Island vom Wunderland zum Problemfall
Seit vergangenem Herbst schaut erstmals die ganze Welt auf Island, dem kleinen Inselstaat im Nordatlantik. Von Gerüchten über Milliardenkredite aus Russland (zur Verhinderung eines Staatsbankrotts) über wütende Massenproteste bis hin zum Sturz der Regierung erreichen uns täglich neue Nachrichten. Island, einst (pro Kopf gesehen) das sechstreichste Land der Erde, steckt knietief in einer wirtschaftlichen und politischen Krise.
von Nelli Tügel, Berlin
Erst 2003 wurden die isländischen Banken privatisiert. Spekulanten nahmen in Niedrigzinsländern Kredite auf, legten das Geld dann in Island an, um von der dortigen Hochzinspolitik zu profitieren. Damit wurde eine Kreditblase produziert, deren Platzen zur Folge hatte, dass sich die Schulden der drei größten – mittlerweile verstaatlichten – isländischen Banken Kaupthing, Landsbanki und Glitnir auf mehr als das Zehnfache des Bruttoinlandsprodukts Islands belaufen und Island nun in eine Depression geht.
Spekulationsblase geplatzt – Existenzen zerstört
Die Folgen für die isländische Arbeiterklasse sind katastrophal. Nahezu jeder ist betroffen. Und das, obwohl viele Angriffe auf Sozialleistungen und Massenentlassungen noch bevorstehen.
Für 2009 wird eine Arbeitslosenquote von bis zu zehn Prozent erwartet, in einem Land, in dem bis dato quasi Vollbeschäftigung herrschte. Es kursieren Zahlen, nach denen ein Drittel der Bevölkerung plant, das Land zu verlassen.
Zehn Prozent der 300.000 Menschen halten inzwischen völlig wertlose Bankaktien. 30.000 IsländerInnen haben Kredite für das Haus oder für PKWs aufgenommen, die in anderen Währungen als der Anfang Oktober völlig eingebrochenen isländischen Krone berechnet sind.

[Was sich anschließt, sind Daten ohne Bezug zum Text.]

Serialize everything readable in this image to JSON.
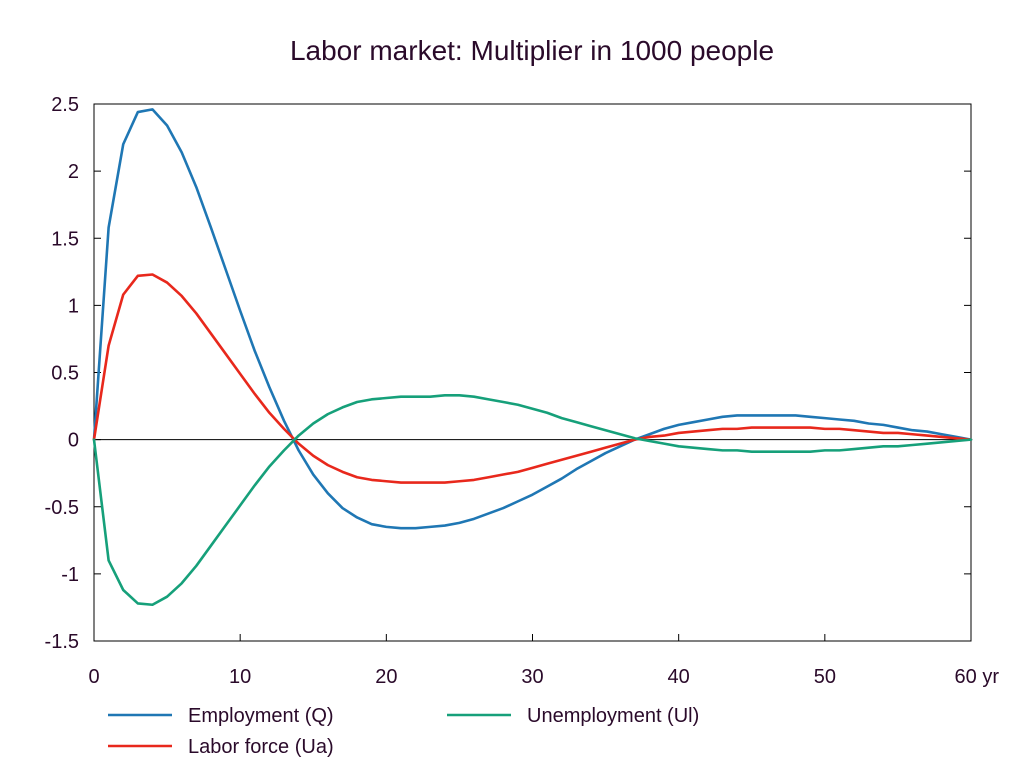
{
  "chart_data": {
    "type": "line",
    "title": "Labor market: Multiplier in 1000 people",
    "xlabel": "",
    "ylabel": "",
    "xlim": [
      0,
      60
    ],
    "ylim": [
      -1.5,
      2.5
    ],
    "x_ticks": [
      0,
      10,
      20,
      30,
      40,
      50,
      60
    ],
    "x_tick_labels": [
      "0",
      "10",
      "20",
      "30",
      "40",
      "50",
      "60 yr"
    ],
    "y_ticks": [
      2.5,
      2,
      1.5,
      1,
      0.5,
      0,
      -0.5,
      -1,
      -1.5
    ],
    "y_tick_labels": [
      "2.5",
      "2",
      "1.5",
      "1",
      "0.5",
      "0",
      "-0.5",
      "-1",
      "-1.5"
    ],
    "zero_line": true,
    "grid": false,
    "legend_position": "bottom",
    "x": [
      0,
      1,
      2,
      3,
      4,
      5,
      6,
      7,
      8,
      9,
      10,
      11,
      12,
      13,
      14,
      15,
      16,
      17,
      18,
      19,
      20,
      21,
      22,
      23,
      24,
      25,
      26,
      27,
      28,
      29,
      30,
      31,
      32,
      33,
      34,
      35,
      36,
      37,
      38,
      39,
      40,
      41,
      42,
      43,
      44,
      45,
      46,
      47,
      48,
      49,
      50,
      51,
      52,
      53,
      54,
      55,
      56,
      57,
      58,
      59,
      60
    ],
    "series": [
      {
        "name": "Employment (Q)",
        "color": "#1f77b4",
        "values": [
          0,
          1.58,
          2.2,
          2.44,
          2.46,
          2.34,
          2.14,
          1.88,
          1.58,
          1.27,
          0.96,
          0.66,
          0.39,
          0.14,
          -0.08,
          -0.26,
          -0.4,
          -0.51,
          -0.58,
          -0.63,
          -0.65,
          -0.66,
          -0.66,
          -0.65,
          -0.64,
          -0.62,
          -0.59,
          -0.55,
          -0.51,
          -0.46,
          -0.41,
          -0.35,
          -0.29,
          -0.22,
          -0.16,
          -0.1,
          -0.05,
          0.0,
          0.04,
          0.08,
          0.11,
          0.13,
          0.15,
          0.17,
          0.18,
          0.18,
          0.18,
          0.18,
          0.18,
          0.17,
          0.16,
          0.15,
          0.14,
          0.12,
          0.11,
          0.09,
          0.07,
          0.06,
          0.04,
          0.02,
          0.0
        ]
      },
      {
        "name": "Labor force (Ua)",
        "color": "#e8281c",
        "values": [
          0,
          0.7,
          1.08,
          1.22,
          1.23,
          1.17,
          1.07,
          0.94,
          0.79,
          0.64,
          0.49,
          0.34,
          0.2,
          0.08,
          -0.03,
          -0.12,
          -0.19,
          -0.24,
          -0.28,
          -0.3,
          -0.31,
          -0.32,
          -0.32,
          -0.32,
          -0.32,
          -0.31,
          -0.3,
          -0.28,
          -0.26,
          -0.24,
          -0.21,
          -0.18,
          -0.15,
          -0.12,
          -0.09,
          -0.06,
          -0.03,
          0.0,
          0.02,
          0.03,
          0.05,
          0.06,
          0.07,
          0.08,
          0.08,
          0.09,
          0.09,
          0.09,
          0.09,
          0.09,
          0.08,
          0.08,
          0.07,
          0.06,
          0.05,
          0.05,
          0.04,
          0.03,
          0.02,
          0.01,
          0.0
        ]
      },
      {
        "name": "Unemployment (Ul)",
        "color": "#16a07a",
        "values": [
          0,
          -0.9,
          -1.12,
          -1.22,
          -1.23,
          -1.17,
          -1.07,
          -0.94,
          -0.79,
          -0.64,
          -0.49,
          -0.34,
          -0.2,
          -0.08,
          0.03,
          0.12,
          0.19,
          0.24,
          0.28,
          0.3,
          0.31,
          0.32,
          0.32,
          0.32,
          0.33,
          0.33,
          0.32,
          0.3,
          0.28,
          0.26,
          0.23,
          0.2,
          0.16,
          0.13,
          0.1,
          0.07,
          0.04,
          0.01,
          -0.01,
          -0.03,
          -0.05,
          -0.06,
          -0.07,
          -0.08,
          -0.08,
          -0.09,
          -0.09,
          -0.09,
          -0.09,
          -0.09,
          -0.08,
          -0.08,
          -0.07,
          -0.06,
          -0.05,
          -0.05,
          -0.04,
          -0.03,
          -0.02,
          -0.01,
          0.0
        ]
      }
    ]
  }
}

Studierende, die sich dank Stipendien im Ausland aufhalten, müssen zurückkehren, weil das Geld nicht mehr zum Leben reicht.
Aufruhr
Die enorme Wut darüber entlud sich in einer Welle von Protesten. Seit Mitte Oktober finden regelmäßig Demonstrationen von bis zu 7.000 TeilnehmerInnen statt, die immer wütender und militanter werden. Anfang Dezember stürmten mehrere hundert DemonstrantInnen die Zentralbank in Reykjavik. 500 brachen in das Hauptquartier der Polizei ein, um die Freilassung einer verhafteten Demonstrantin zu erzwingen. Im Januar kam es bei Protesten zu Zusammenstößen mit der Polizei. Nachdem Mitte Januar über eine Woche lang täglich bis in die Nacht hinein Parlament und Parteibüros belagert wurden, musste der konservative Ministerpräsident Geir Haarde für den 9. Mai Neuwahlen ankündigen.
Auf Demos wurden Manager-Puppen an selbst gebastelten Galgen aufgehängt. Ein Witz, der dort die Runde macht, lautet: „Weißt du, wie man einen Banker vor dem Ertrinken rettet?“ „Nein.“ „Gut so!“
Der einzige seit Oktober wachsende Wirtschaftszweig ist der Personenschutz, denn erstmals in der Geschichte verspüren Politiker das Bedürfnis, sich zu „schützen“.
Der isländische Gewerkschaftsverband ASI hat bisher nicht zu den Demonstrationen aufgerufen. Mit einem Organisationsgrad von 90 Prozent aller Beschäftigten hätte er jedoch die Macht, Streiks und Generalstreiks gegen Arbeitsplatz- und Sozialabbau durchzuführen.
Heute Island – und Morgen?
In den bürgerlichen Medien wird die Krise Islands als Folge besonders gieriger und rücksichtsloser Banker erklärt und als Ausnahmeerscheinung dargestellt. Aber was auf Island passiert ist, sind Symptome eines von Grund auf kranken Systems – international.